Step 6: Deploy and call the model service
After you complete offline inference and evaluate the model's performance, you can deploy the converted HuggingFace model as an online service and call it in a production environment for inference. Follow these steps:
Deploy the model service
-
Log on to the PAI console. Select a region on the top of the page. Then, select the desired workspace and click Elastic Algorithm Service (EAS).
-
Click Deploy Service. In the Custom Model Deployment section, click Custom Deployment.
-
On the Custom Deployment page, configure the following key parameters and keep the default values for other parameters.
Parameter
Description
Basic Information
Service Name
Enter a custom model service name that is unique within the region.
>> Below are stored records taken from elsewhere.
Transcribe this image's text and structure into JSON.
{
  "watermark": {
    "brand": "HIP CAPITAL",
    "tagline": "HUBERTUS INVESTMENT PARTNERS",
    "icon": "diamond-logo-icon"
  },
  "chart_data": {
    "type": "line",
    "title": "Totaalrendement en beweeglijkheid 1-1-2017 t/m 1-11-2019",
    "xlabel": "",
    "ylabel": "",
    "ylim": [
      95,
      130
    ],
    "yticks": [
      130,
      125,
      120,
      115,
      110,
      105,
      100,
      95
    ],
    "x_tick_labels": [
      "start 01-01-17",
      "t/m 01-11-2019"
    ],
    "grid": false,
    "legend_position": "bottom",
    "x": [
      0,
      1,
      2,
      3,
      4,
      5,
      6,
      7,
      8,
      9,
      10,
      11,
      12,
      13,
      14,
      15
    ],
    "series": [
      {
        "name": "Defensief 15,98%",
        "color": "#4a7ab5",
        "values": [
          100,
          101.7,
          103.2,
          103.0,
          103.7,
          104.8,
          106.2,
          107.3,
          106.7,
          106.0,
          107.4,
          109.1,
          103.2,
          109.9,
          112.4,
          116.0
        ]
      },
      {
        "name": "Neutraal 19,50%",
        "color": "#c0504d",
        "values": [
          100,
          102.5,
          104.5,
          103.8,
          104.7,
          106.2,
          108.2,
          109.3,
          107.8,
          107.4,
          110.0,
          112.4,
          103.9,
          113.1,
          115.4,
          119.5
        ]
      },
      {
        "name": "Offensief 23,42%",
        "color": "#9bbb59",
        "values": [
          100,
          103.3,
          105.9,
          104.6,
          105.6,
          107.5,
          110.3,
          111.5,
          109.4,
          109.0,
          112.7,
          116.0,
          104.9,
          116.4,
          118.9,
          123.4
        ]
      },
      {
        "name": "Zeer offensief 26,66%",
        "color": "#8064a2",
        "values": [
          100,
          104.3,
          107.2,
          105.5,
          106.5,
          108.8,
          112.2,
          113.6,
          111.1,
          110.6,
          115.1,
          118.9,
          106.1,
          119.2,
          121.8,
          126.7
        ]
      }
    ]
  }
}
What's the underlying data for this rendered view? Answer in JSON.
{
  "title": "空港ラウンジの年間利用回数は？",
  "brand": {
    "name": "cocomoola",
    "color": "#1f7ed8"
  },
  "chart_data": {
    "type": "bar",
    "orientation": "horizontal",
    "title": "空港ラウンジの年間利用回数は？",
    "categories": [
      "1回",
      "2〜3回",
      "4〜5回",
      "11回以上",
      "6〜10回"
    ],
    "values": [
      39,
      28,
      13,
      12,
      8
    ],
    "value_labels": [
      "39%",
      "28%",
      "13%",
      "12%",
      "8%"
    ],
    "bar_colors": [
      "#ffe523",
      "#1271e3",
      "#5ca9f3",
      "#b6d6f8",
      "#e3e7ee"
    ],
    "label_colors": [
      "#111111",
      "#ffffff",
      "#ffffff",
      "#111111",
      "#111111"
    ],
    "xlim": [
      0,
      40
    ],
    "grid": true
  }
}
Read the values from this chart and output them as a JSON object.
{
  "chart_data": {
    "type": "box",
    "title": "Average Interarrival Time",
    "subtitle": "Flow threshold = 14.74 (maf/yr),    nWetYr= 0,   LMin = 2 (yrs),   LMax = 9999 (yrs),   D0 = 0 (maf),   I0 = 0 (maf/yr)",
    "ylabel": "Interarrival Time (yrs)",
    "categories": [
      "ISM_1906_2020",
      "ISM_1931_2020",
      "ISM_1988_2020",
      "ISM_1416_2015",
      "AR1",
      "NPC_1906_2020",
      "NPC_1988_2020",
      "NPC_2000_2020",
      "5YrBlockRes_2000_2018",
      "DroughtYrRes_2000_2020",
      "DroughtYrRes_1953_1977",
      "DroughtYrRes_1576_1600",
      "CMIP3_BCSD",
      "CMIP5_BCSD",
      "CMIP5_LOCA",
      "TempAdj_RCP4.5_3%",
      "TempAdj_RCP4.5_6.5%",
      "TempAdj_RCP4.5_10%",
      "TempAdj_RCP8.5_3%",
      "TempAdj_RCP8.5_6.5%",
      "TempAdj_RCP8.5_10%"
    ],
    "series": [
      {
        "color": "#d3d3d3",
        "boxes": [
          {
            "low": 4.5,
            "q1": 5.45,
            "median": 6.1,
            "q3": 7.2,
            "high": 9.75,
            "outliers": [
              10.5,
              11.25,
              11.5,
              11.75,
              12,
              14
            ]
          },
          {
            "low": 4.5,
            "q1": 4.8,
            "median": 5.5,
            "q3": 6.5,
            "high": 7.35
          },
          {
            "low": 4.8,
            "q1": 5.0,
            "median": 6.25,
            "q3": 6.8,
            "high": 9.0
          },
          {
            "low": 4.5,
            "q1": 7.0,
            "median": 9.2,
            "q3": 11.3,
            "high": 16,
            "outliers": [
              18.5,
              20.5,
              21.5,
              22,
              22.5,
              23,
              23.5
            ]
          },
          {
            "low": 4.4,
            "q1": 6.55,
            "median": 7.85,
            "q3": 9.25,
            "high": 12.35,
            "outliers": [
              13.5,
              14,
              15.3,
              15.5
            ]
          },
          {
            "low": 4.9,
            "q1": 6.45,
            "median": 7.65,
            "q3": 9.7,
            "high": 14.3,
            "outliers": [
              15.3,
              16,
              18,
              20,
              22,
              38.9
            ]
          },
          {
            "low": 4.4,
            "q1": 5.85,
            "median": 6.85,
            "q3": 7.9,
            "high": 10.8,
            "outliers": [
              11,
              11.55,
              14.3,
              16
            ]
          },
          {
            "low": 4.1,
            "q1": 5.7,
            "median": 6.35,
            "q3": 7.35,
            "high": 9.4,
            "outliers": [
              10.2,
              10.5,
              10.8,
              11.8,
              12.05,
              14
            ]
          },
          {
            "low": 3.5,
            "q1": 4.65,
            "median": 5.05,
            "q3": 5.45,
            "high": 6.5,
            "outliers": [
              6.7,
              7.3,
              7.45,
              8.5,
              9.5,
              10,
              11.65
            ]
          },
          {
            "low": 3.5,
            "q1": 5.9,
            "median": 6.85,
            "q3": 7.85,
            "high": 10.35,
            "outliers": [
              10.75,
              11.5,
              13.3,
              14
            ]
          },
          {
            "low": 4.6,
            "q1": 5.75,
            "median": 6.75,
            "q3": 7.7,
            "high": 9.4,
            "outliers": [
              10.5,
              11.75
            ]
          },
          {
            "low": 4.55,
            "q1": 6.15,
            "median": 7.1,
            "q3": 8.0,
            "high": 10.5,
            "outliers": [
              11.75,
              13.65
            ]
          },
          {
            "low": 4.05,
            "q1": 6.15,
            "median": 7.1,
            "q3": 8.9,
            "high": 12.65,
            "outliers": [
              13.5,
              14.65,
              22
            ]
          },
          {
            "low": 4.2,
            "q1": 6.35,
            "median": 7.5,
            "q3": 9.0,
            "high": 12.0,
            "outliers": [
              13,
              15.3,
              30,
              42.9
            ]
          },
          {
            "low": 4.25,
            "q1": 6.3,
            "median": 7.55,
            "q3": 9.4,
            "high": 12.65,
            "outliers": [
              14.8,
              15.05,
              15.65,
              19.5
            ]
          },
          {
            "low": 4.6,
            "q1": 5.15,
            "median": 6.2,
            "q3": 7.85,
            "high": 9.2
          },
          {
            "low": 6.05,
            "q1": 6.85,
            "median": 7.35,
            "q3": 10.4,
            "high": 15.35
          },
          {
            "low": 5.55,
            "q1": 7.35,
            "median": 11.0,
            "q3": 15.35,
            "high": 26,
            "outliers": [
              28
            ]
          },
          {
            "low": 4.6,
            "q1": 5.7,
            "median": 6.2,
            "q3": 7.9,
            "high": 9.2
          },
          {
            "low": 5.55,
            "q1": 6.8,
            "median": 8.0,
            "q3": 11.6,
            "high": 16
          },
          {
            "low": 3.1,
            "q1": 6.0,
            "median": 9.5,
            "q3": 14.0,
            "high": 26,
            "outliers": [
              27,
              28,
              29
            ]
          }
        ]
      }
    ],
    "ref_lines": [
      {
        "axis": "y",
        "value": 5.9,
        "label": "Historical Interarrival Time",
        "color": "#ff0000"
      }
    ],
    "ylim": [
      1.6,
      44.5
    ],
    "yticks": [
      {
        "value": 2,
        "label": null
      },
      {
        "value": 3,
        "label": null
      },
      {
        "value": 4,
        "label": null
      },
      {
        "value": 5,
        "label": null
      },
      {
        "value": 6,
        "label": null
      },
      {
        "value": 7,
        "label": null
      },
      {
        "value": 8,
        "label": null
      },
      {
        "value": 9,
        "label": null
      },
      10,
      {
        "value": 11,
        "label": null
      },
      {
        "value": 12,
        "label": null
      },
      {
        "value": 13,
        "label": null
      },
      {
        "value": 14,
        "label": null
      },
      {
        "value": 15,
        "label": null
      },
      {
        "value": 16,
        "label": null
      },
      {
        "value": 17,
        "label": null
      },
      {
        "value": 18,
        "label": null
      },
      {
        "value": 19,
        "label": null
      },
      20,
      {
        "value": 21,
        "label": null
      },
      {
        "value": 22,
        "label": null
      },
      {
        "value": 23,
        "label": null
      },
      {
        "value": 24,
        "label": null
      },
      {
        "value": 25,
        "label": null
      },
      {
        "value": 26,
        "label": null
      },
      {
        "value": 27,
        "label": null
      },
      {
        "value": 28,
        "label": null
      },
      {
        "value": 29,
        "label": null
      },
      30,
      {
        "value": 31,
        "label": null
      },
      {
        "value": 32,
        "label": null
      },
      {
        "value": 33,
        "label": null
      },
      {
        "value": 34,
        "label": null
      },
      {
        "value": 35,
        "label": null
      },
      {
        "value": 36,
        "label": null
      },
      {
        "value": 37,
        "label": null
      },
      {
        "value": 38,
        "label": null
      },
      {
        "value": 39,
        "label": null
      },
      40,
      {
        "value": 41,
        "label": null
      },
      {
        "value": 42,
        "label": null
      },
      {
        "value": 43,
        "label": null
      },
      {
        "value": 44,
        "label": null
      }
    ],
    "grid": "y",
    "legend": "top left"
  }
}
This guide uses test_qwen.
Environment Information
Deployment Method
Select Image-based Deployment and select Enable Web App.
Image Configuration
Select Image Address and enter the following registry address in the text box:
eas-registry-vpc.cn-wulanchabu.cr.aliyuncs.com/pai-eas/chat-llm-webui:3.0.4-vllm.Directly Mount
Select NAS as the mount type. Click Standard NAS and configure the following parameters:
-
Select File System: Select the NAS file system that you used to create the dataset.
-
Mount Target: Select the mount target that you used to create the dataset.
-
File System Path: Set this to the path of the converted HuggingFace model stored in NAS. This guide uses
/qwen-ckpts/qwen-7b-mg-to-hf-tp1-pp1. -
Mount Path: Specify the path after mounting. This guide uses
/qwen-7b.
Command
Set this to
python webui/webui_server.py --port=8000 --model-path=/qwen-7b --tensor-parallel-size 1 --backend=vllm.Where:
-
--model-path: Must be the same as the mount path in the model configuration.
-
--tensor-parallel-size: The number of tensor parallelism shards for the model. This needs to be adjusted based on the number of GPUs. Set this to 1 for a 7B model and 8 for a 72B model (requires an eight-GPU instance).
Port Number
Set this to 8000.
Resource Information
Resource Type
Select Resource Quota.
Resource Quota
Select the resource quota that you created for Lingjun resources.
Instance Count
Configure this based on the model and the selected resources. For a 7B model, set Instance Count to 1.
Deployment
For a 7B model, configure the resources used by each instance as follows:
-
vCPUs: 16.
-
Memory (GB): 64.
-
GPUs: 1.
Service Access
VPC
After you configure the NAS mount target, the system automatically matches the VPC, vSwitch, and security group with the preset NAS file system.
vSwitch
Security Group Name
-
-
Click Deploy.
When the Service Status changes to Running, the service is deployed.
Call the service
After the service is deployed, you can call it for inference. Follow these steps:
-
In the service list, click the name of the target service. In the upper-right corner of the page, click View Web App.
-
On the WebUI page, perform model inference.